Letter to the editor
In defense of sports and athletes
While there may be an overemphasis on athletics at times, the broad-brushed statements filled with gross exaggerations, misinformation, and unfair stereotypes in several editorials dealing with the role and impact of sports on our society compel me to address the legitimacy of the opinions.
One writer stated that he would rather hear about “student involvement in environmental affairs than what percentage of effort some comparatively dim-witted basketball player thinks is necessary to win the next game.” Student involvement in environmental affairs should be encouraged and their efforts to improve the environment should be reported and applauded. We, however, should take umbrage at the comparison to the broad-brushed stereotyped “dim-witted basketball player.” There is no doubt that there are athletes who are poor students; my personal experiences as an athlete, teacher, and a coach are quite different though. I’ve coached and been associated with many athletes who were the valedictorians and salutatorians, 4.0 GPA graduates, and ultimately successful in their professional careers and pillars of their communities. The post-athletic career accomplishments of the individuals inducted into our Athletic Hall of Fame are just as outstanding as their athletic accomplishments. Among these inductees are many doctors, education professionals, business professionals, authors, attorneys, law enforcement personnel, and graduates of prestigious academic institutions such as Northwestern, Yale and Dartmouth. Dim-witted? Hardly.

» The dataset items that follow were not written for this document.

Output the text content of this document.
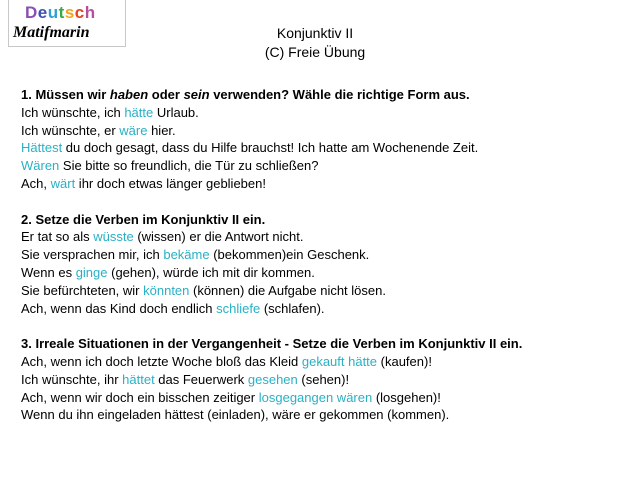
Deutsch
Matifmarin	Konjunktiv II
(C) Freie Übung
1. Müssen wir haben oder sein verwenden? Wähle die richtige Form aus.
Ich wünschte, ich hätte Urlaub.
Ich wünschte, er wäre hier.
Hättest du doch gesagt, dass du Hilfe brauchst! Ich hatte am Wochenende Zeit.
Wären Sie bitte so freundlich, die Tür zu schließen?
Ach, wärt ihr doch etwas länger geblieben!
2. Setze die Verben im Konjunktiv II ein.
Er tat so als wüsste (wissen) er die Antwort nicht.
Sie versprachen mir, ich bekäme (bekommen)ein Geschenk.
Wenn es ginge (gehen), würde ich mit dir kommen.
Sie befürchteten, wir könnten (können) die Aufgabe nicht lösen.
Ach, wenn das Kind doch endlich schliefe (schlafen).
3. Irreale Situationen in der Vergangenheit - Setze die Verben im Konjunktiv II ein.
Ach, wenn ich doch letzte Woche bloß das Kleid gekauft hätte (kaufen)!
Ich wünschte, ihr hättet das Feuerwerk gesehen (sehen)!
Ach, wenn wir doch ein bisschen zeitiger losgegangen wären (losgehen)!
Wenn du ihn eingeladen hättest (einladen), wäre er gekommen (kommen).
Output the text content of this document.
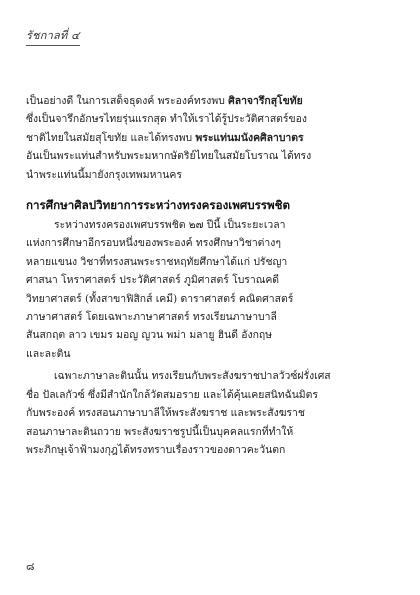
รัชกาลที่ ๔

เป็นอย่างดี ในการเสด็จธุดงค์ พระองค์ทรงพบ ศิลาจารึกสุโขทัย
ซึ่งเป็นจารึกอักษรไทยรุ่นแรกสุด ทำให้เราได้รู้ประวัติศาสตร์ของ
ชาติไทยในสมัยสุโขทัย และได้ทรงพบ พระแท่นมนังคศิลาบาตร
อันเป็นพระแท่นสำหรับพระมหากษัตริย์ไทยในสมัยโบราณ ได้ทรง
นำพระแท่นนี้มายังกรุงเทพมหานคร

การศึกษาศิลปวิทยาการระหว่างทรงครองเพศบรรพชิต

ระหว่างทรงครองเพศบรรพชิต ๒๗ ปีนี้ เป็นระยะเวลา
แห่งการศึกษาอีกรอบหนึ่งของพระองค์ ทรงศึกษาวิชาต่างๆ
หลายแขนง วิชาที่ทรงสนพระราชหฤทัยศึกษาได้แก่ ปรัชญา
ศาสนา โหราศาสตร์ ประวัติศาสตร์ ภูมิศาสตร์ โบราณคดี
วิทยาศาสตร์ (ทั้งสาขาฟิสิกส์ เคมี) ดาราศาสตร์ คณิตศาสตร์
ภาษาศาสตร์ โดยเฉพาะภาษาศาสตร์ ทรงเรียนภาษาบาลี
สันสกฤต ลาว เขมร มอญ ญวน พม่า มลายู ฮินดี อังกฤษ
และละติน

เฉพาะภาษาละตินนั้น ทรงเรียนกับพระสังฆราชปาลวัวซ์ฝรั่งเศส
ชื่อ ปัลเลกัวซ์ ซึ่งมีสำนักใกล้วัดสมอราย และได้คุ้นเคยสนิทฉันมิตร
กับพระองค์ ทรงสอนภาษาบาลีให้พระสังฆราช และพระสังฆราช
สอนภาษาละตินถวาย พระสังฆราชรูปนี้เป็นบุคคลแรกที่ทำให้
พระภิกษุเจ้าฟ้ามงกุฎได้ทรงทราบเรื่องราวของดาวคะวันตก

๘
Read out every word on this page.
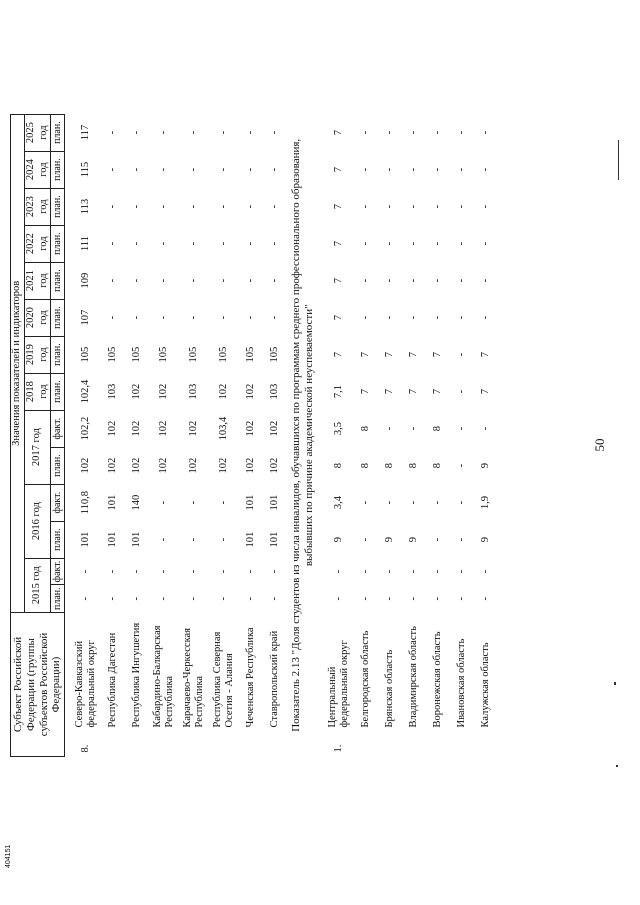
50
Субъект Российской Федерации (группы субъектов Российской Федерации)		Значения показателей и индикаторов													
		2015 год		2016 год		2017 год		2018 год	2019 год	2020 год	2021 год	2022 год	2023 год	2024 год	2025 год
		план.	факт.	план.	факт.	план.	факт.	план.	план.	план.	план.	план.	план.	план.	план.
8.	Северо-Кавказский федеральный округ	-	-	101	110,8	102	102,2	102,4	105	107	109	111	113	115	117
	Республика Дагестан	-	-	101	101	102	102	103	105	-	-	-	-	-	-
	Республика Ингушетия	-	-	101	140	102	102	102	105	-	-	-	-	-	-
	Кабардино-Балкарская Республика	-	-	-	-	102	102	102	105	-	-	-	-	-	-
	Карачаево-Черкесская Республика	-	-	-	-	102	102	103	105	-	-	-	-	-	-
	Республика Северная Осетия - Алания	-	-	-	-	102	103,4	102	105	-	-	-	-	-	-
	Чеченская Республика	-	-	101	101	102	102	102	105	-	-	-	-	-	-
	Ставропольский край	-	-	101	101	102	102	103	105	-	-	-	-	-	-

Показатель 2.13 "Доля студентов из числа инвалидов, обучавшихся по программам среднего профессионального образования, выбывших по причине академической неуспеваемости"															

1.	Центральный федеральный округ	-	-	9	3,4	8	3,5	7,1	7	7	7	7	7	7	7
	Белгородская область	-	-	-	-	8	8	7	7	-	-	-	-	-	-
	Брянская область	-	-	9	-	8	-	7	7	-	-	-	-	-	-
	Владимирская область	-	-	9	-	8	-	7	7	-	-	-	-	-	-
	Воронежская область	-	-	-	-	8	8	7	7	-	-	-	-	-	-
	Ивановская область	-	-	-	-	-	-	-	-	-	-	-	-	-	-
	Калужская область	-	-	9	1,9	9	-	7	7	-	-	-	-	-	-
404151
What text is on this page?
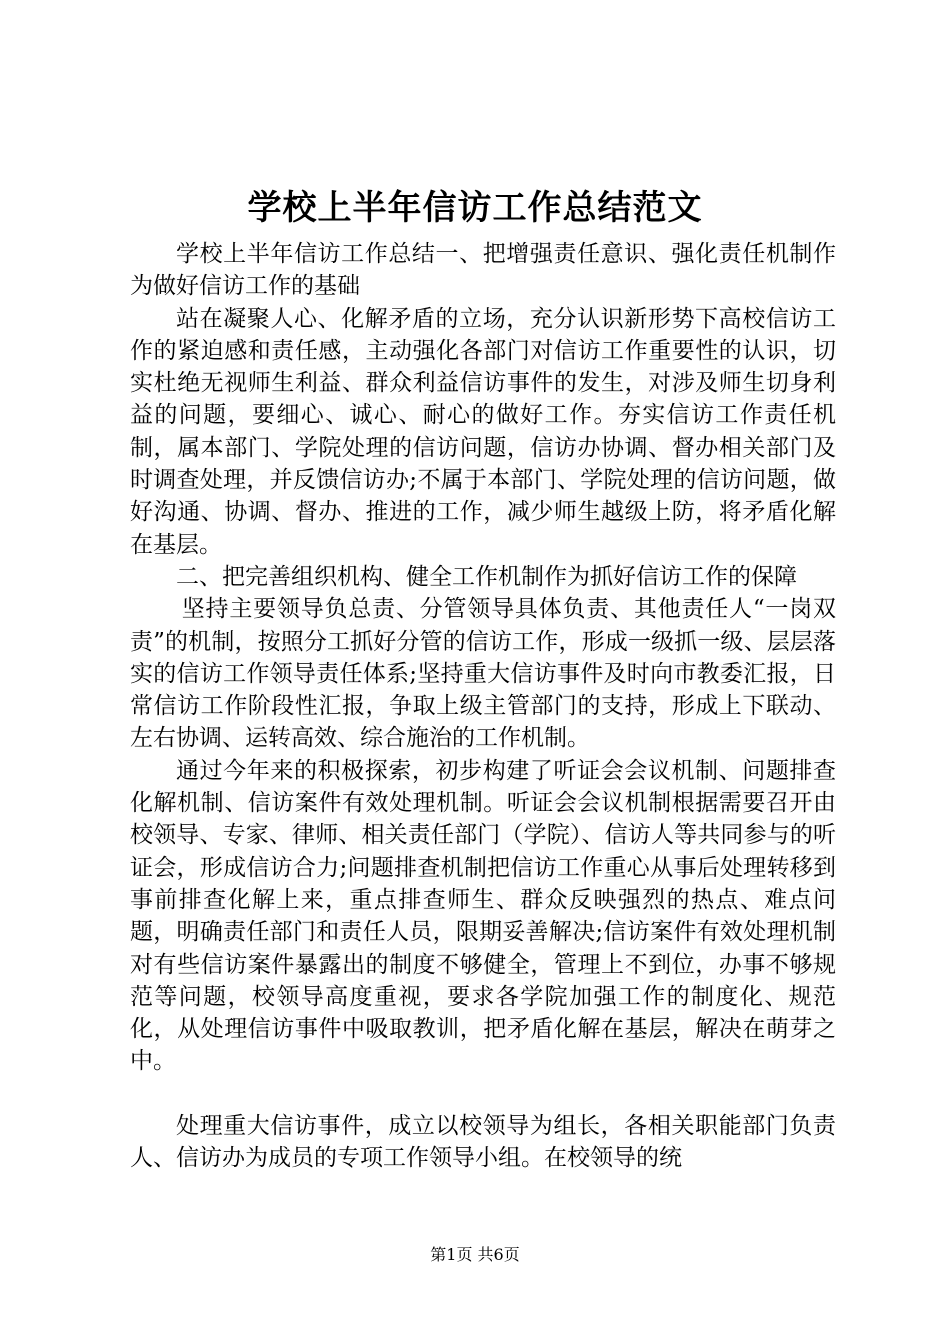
学校上半年信访工作总结范文

学校上半年信访工作总结一、把增强责任意识、强化责任机制作为做好信访工作的基础

站在凝聚人心、化解矛盾的立场，充分认识新形势下高校信访工作的紧迫感和责任感，主动强化各部门对信访工作重要性的认识，切实杜绝无视师生利益、群众利益信访事件的发生，对涉及师生切身利益的问题，要细心、诚心、耐心的做好工作。夯实信访工作责任机制，属本部门、学院处理的信访问题，信访办协调、督办相关部门及时调查处理，并反馈信访办;不属于本部门、学院处理的信访问题，做好沟通、协调、督办、推进的工作，减少师生越级上防，将矛盾化解在基层。

二、把完善组织机构、健全工作机制作为抓好信访工作的保障

坚持主要领导负总责、分管领导具体负责、其他责任人“一岗双责”的机制，按照分工抓好分管的信访工作，形成一级抓一级、层层落实的信访工作领导责任体系;坚持重大信访事件及时向市教委汇报，日常信访工作阶段性汇报，争取上级主管部门的支持，形成上下联动、左右协调、运转高效、综合施治的工作机制。

通过今年来的积极探索，初步构建了听证会会议机制、问题排查化解机制、信访案件有效处理机制。听证会会议机制根据需要召开由校领导、专家、律师、相关责任部门（学院）、信访人等共同参与的听证会，形成信访合力;问题排查机制把信访工作重心从事后处理转移到事前排查化解上来，重点排查师生、群众反映强烈的热点、难点问题，明确责任部门和责任人员，限期妥善解决;信访案件有效处理机制对有些信访案件暴露出的制度不够健全，管理上不到位，办事不够规范等问题，校领导高度重视，要求各学院加强工作的制度化、规范化，从处理信访事件中吸取教训，把矛盾化解在基层，解决在萌芽之中。

处理重大信访事件，成立以校领导为组长，各相关职能部门负责人、信访办为成员的专项工作领导小组。在校领导的统

第1页 共6页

The attention given to sports so derided by the same editorial is a business decision based on simple economics. The writer states that: “It’s time to radically curtail the overabundance of attention given to sports.” Consumers and advertisers vote with their dollars. I vote with my entertainment dollars to attend Wright State basketball games, the performances at the Schuster Center, and the occasional movie. Families will allocate so many dollars for entertainment. Apparently, millions of people every week are voting with their dollars to support athletics through their game attendance, viewership of games on TV, and the purchasing of newspapers and magazines with sports related articles. The writer also calls it “cultural insanity” to focus on the UD Flyers March Madness run and Ohio State game coverage. … Are there really “social opportunity costs” because of “this egregious misplacement of attention?” Reading the sports page for 15 minutes or attending a performance at the Schuster for a couple of hours once or twice a month is not going to diminish anyone’s social activism.
Another writer who frequently bashes athletics quoted an author who said that “free bread and circus were provided by corrupt Roman emperors to distract the masses from following foreign and domestic policies.” She said, “Some things never seem to change.” Hyperbole I hope. She also points out that the decline in many cultures has been linked with an overemphasis on sports. We are in a cultural decline because of sports? Hyperbole 2.0?
Is it “an outrageous shame and cultural insanity” to give a great deal of attention to sports? No, the insanity only comes about if coaches, parents, teachers and other mentors fail to keep the athletes focused on their education, their family, and community responsibilities. The values and lessons of teamwork, effort, sacrifice and responding to adversity taught by many coaches should not be overshadowed by the occasional mistakes of a few and the alleged debilitating effects of large font headlines. For some young men and women, the athletic realm is their only source of discipline and stability. The cultural decline of society surely won’t be because of athletic squads and sports-related newspaper headlines. I don’t know what types of athletic careers the critics experienced, but the vast majority of players, coaches, athletic administrators, and reporters I was associated with were responsible individuals and exemplary role models.